Olisa Agbakoba disowns new political group

By Henry Ojelu & Prudence George

FORMER President of Nigerian Bar Association, NBA, Dr. Olisa Agbakoba, SAN, has identified insecurity, poverty, unemployment, ailing economy, disunity, restructuring and legitimate constitution as some of the major challenges the next Nigerian president would have to tackle to move the nation forward.

Speaking in Lagos during the presentation of Olisa Agbakoba Legal, OAL, “Policy Report 2022, Big Issues for the 2023 General Elections”, Agbakoba criticised the manifestoes of the various presidential candidates, noting that some of them lacked specific timelines and clear plan on how to solve the nation’s challenges.

Agbakoba further stated that Nigeria has never been so divided and noted that to unite the country, ensure security and order, the next president must address the challenge of a legitimate constitution, restructuring and strengthen the local government system.

He said: “The 2023 general election is a defining moment for Nigeria which raises the need for a thorough and insightful search for who will preside over the country’s affairs after President Buhari’s administration. Overall, we are happy to note that this is one of the first presidential elections that issues are coming to the fore, and that is how it should be.

“OAL’s Policy Report 2022 has highlighted a few of the big issues that should engage any Presidential candidate interested in leading Nigeria some of which include: lack of unity, disorder, and insecurity and it must be tack-led head-on.

“The other big challenge is the weak legal institutional and regulatory framework; this needs to be strengthened. The third is the economy especially as it relates to rising budget deficit, debt, and shrinking revenue. Nigeria needs innovative and transformational tools to deal with all the issues highlighted in this report. Our contribution here is to make suggestions. Presidential candidates are to rethink some of the issues, especially that of poverty.”

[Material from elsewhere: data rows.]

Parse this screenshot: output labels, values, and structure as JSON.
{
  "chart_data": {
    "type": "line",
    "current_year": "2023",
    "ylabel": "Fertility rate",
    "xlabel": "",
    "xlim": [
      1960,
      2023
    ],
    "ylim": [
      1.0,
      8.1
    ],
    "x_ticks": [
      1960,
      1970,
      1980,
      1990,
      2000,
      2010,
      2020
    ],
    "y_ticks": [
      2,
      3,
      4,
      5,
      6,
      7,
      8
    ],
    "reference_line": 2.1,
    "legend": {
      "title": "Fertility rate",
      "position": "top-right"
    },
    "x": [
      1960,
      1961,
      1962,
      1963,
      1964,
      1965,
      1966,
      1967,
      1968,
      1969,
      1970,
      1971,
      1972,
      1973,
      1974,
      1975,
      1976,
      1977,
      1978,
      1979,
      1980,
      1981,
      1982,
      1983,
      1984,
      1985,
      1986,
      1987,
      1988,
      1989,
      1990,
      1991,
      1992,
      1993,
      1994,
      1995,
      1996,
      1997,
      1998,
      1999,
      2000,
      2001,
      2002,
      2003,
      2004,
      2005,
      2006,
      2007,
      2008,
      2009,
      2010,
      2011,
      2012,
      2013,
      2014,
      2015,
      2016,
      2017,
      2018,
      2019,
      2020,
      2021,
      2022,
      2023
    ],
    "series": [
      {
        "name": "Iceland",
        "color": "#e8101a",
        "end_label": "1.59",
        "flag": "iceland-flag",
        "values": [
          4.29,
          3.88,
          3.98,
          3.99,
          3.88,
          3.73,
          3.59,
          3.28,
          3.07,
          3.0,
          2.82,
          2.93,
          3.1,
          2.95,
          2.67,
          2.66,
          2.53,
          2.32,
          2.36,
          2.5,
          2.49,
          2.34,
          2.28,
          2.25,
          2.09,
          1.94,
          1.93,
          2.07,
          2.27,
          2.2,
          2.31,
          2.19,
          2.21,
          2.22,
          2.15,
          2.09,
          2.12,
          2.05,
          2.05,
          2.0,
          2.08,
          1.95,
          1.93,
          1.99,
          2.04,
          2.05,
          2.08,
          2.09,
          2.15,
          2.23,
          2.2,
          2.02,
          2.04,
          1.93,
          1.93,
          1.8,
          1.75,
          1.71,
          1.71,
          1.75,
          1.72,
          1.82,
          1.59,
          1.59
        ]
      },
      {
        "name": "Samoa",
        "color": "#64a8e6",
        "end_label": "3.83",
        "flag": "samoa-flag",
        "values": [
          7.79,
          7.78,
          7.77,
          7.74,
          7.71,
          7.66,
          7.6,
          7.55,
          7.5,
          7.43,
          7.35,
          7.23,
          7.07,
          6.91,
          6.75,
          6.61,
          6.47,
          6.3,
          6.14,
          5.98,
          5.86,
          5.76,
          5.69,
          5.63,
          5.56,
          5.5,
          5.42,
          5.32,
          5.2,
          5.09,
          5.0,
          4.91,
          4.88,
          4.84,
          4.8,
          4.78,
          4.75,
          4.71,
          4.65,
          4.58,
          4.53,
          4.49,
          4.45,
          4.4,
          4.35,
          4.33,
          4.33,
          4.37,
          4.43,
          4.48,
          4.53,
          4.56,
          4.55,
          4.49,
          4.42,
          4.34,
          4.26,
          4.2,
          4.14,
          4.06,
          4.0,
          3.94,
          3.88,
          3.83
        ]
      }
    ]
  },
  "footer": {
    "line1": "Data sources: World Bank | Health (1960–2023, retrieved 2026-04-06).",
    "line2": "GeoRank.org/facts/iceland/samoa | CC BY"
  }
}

Speaking on how to tackle some of the issues, Agbakoba said: “A legitimate constitution is the most vital political framework. However, to succeed, four vital elements must exist and they include Inclusivity, Authority, Validity, and Legitimacy. Previous attempts at constitution-making have failed on the issue of legitimacy because the Constitution is generally perceived as imposed by the military. This issue ought to engage the attention of all the Presidential candidates.

“On fiscal federalism, which is a core issue, it is suggested that arrangements around the raising, sharing, and spending of money are critically important to the functioning of a Federal system, as this evokes strong political tensions.

“On devolution of powers, It is suggested that massive devolution of powers from the Federal to the State Governments is vital. There are two kinds of devolved power – Political and Technical. Technical devolution is easier to agree on than political.

Nobody will argue that the States are better able to manage driver’s licenses, trade within States, prisons, marriage certificates, primary health, education, etc, than the Federal Government. State Police may be more difficult as it is perceived to mean the exercise of political control.

“On Police, the concept of municipal policing for States is a possibility, while streamlining the present Nigeria Police Force in a shared power scheme between Federal and State Governments.

“Also important is empowering the local governments as the source of power at the base of the Federal structure. This can be achieved through the principle of subsidiarity which is ensuring that governance is delivered at the lowest level.

“Poverty is the single biggest issue confronting the Presidential candidates. 133 million Nigerians cannot be poor and there will be development. To address this challenge, a President needs to engage in critical thinking and develop a design that will ensure that funds are allocated to the most important sectors. Four sectors identified by MPI include Education, Health, Living Standards, and Employment. Funding for these key sectors must be sustained over a period of time.”